La sostanza di una tale "diversa convenzione" è espressione di autonomia privata, con cui i condomini programmano che la portata dei loro rispettivi diritti ed obblighi di partecipazione alla vita del condominio sia determinata in modo difforme da quanto previsto negli artt. 1118 c.c. e 68 disp. att. c.c. Quindi, qualora le nuove tabelle, pur modificando quelle allegate al regolamento di condominio di natura contrattuale che siano conformi a quelle legali, introducano, però, una diversa convenzione con la quale vengano a modificarsi i principi e gli elementi normativi della ripartizione della spesa, la delibera che le approva dovrà necessariamente essere all'unanimità.

Tabella portineria.

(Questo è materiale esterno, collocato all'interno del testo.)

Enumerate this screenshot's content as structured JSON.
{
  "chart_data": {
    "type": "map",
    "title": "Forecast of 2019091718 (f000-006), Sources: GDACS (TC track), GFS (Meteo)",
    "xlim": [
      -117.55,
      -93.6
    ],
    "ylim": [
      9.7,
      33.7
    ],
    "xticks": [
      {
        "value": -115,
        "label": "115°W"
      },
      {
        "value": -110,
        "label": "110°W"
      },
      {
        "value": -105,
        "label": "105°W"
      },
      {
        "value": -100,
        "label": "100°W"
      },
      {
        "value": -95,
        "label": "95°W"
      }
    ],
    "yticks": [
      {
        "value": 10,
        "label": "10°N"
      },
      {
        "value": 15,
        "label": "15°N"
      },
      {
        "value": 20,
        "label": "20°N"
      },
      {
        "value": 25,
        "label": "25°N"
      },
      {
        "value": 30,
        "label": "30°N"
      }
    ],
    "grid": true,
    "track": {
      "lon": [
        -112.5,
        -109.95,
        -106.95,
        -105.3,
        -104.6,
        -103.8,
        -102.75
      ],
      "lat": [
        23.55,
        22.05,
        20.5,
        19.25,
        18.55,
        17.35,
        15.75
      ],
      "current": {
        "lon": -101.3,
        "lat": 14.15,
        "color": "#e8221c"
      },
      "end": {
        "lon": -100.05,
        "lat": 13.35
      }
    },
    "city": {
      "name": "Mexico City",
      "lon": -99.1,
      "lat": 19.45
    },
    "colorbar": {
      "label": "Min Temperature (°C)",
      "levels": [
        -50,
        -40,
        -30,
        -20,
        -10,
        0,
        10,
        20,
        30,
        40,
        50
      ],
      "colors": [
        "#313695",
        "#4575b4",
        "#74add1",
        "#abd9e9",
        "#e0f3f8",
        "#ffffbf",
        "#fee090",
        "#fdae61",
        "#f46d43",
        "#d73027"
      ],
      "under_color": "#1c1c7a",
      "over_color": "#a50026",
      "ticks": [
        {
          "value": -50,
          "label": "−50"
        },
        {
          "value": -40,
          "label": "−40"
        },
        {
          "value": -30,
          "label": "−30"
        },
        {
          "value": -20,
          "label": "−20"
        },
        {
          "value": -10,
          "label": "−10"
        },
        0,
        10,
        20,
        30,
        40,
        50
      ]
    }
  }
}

Premesso quanto innanzi esposto, nella fattispecie in esame, a parere del giudice romano, un siffatto criterio derogatorio di natura negoziale che avrebbe richiesto l'unanimità dei consensi era già rinvenibile nella predisposizione della tabella "portineria", non già per non essere stata prevista nelle originarie tabelle allegate al regolamento di condominio, quanto piuttosto per aver derogato ai criteri legali mediante esclusione dalla stessa di alcuni dei condomini facenti parte dello stabile condominiale sul presupposto che questi, pur inseriti nello stabile condominiale, non avrebbero fruito del relativo servizio in quanto aventi accesso diretto sul piano strada.

Posto ciò, risultava del tutto erroneo e difforme al precetto normativo assumere come legittima l'esclusione dalla contribuzione alle spese di portierato di alcuni immobili solo perché avevano l'ingresso direttamente dalla strada. Difatti, tale affermazione, qualora non accompagnata da obiettiva e particolare conformazione dello stabile condominiale che porti ad escludere ogni forma di collegamento con il relativo servizio, non è sufficiente per poter escludere la contribuzione alla spesa.

In conclusione, la domanda è stata accolta e, per l'effetto, la delibera è stata dichiarata nulla.